Just prior to the August recess, House and Senate Republicans reached agreement on different bills sponsored by Rep. Lamar Smith (R-Texas) and Sen. Spencer Abraham (R-Mich.). As such, the bill will not go to a House-Senate conference committee. Instead, if approved by the House, the bill will go directly to the Senate floor.
“This agreement is good for business, good for workers, good for America. It targets likely abusers of the system with stiff penalties,” said Smith when the compromise was reached in late July.
But Smith himself initially had serious reservations about high-tech immigration policy. He pointed out earlier in the debate that high-tech firms had laid off 142,000 American workers since January even as they lobbied for congressional approval to let in 120,000 foreign workers during the next three years.

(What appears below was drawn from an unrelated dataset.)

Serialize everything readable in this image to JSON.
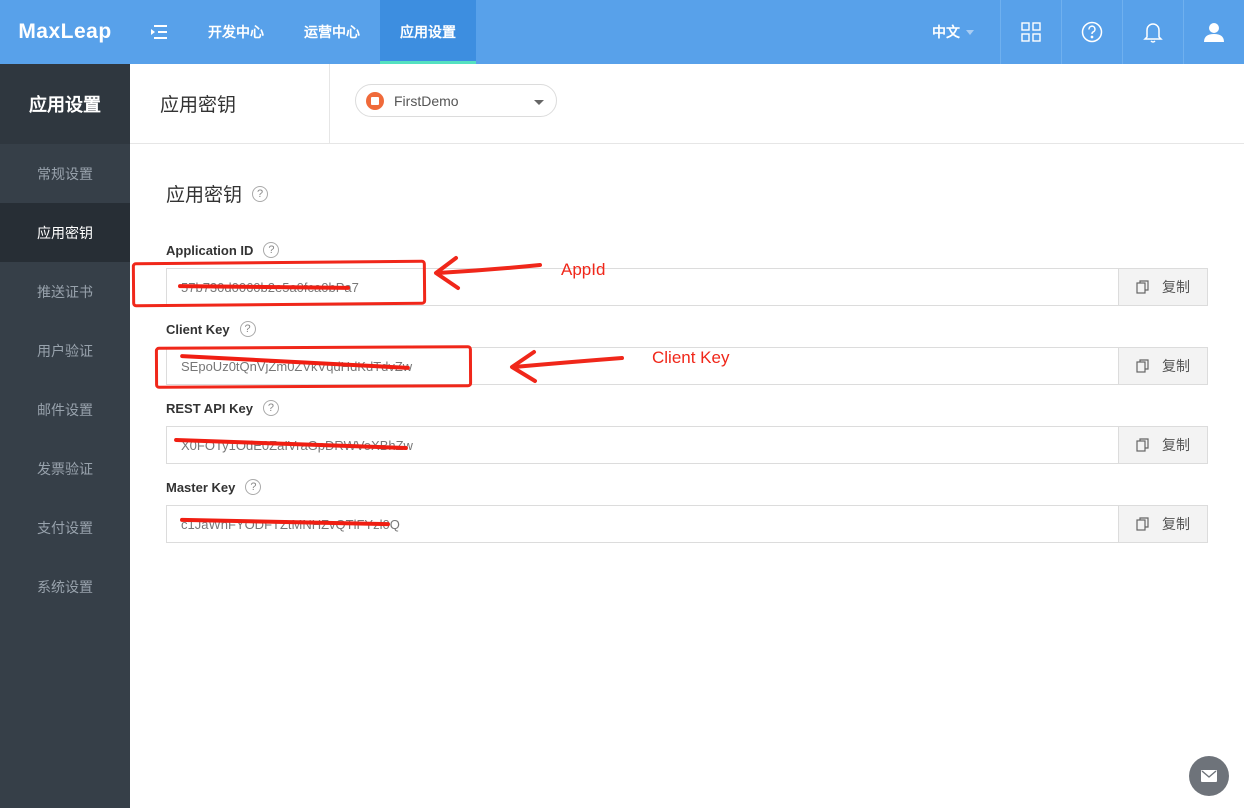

Indeed, Smith commented at one point, “American companies should be more loyal to their own employees. If business executives will not protect the interests of American workers, then Congress should.”
According to Smith, Motorola Inc. laid off 15,000 employees between December 1997 and June 1998 while seeking 89 H-1B visas in 1997. Similarly, GTE Corp. laid off 1,500 employees during the same time period and sought 43 H-1B visas last year.
The White House, which still shares that sentiment, said it will veto the compromise bill because it did not go far enough to protect and train U.S. workers.
An administration aide late last week said the White House’s position had not changed. The White House prefers U.S. worker safeguards included in the bill passed by the House Judiciary subcommittee on immigration.
In May, the United States already hit its quota of 65,000 of H-1B visas for overseas high-tech professionals.
“It hits us right in the jugular. We have 25 to 50 job openings we cannot fill,” said Amy Stephan, vice president of TeleworX Group, a small wireless consulting firm in McLean, Va.
Backers of the immigration bill concede that earlier U.S. worker protection and job-training provisions have been watered down but insist the safeguards in the compromise bill are adequate.
The bill would require firms heavily dependent on foreign workers to certify they have recruited American workers and have not laid off an American worker to hire foreign workers.
“These same companies also will have to attest that they do not provide temporary workers to other companies who then use them to replace laid off workers,” said Smith, chairman of the House immigration panel. “If found to have done so, the companies could be fined and face debarment from using the H-1B program for one year.”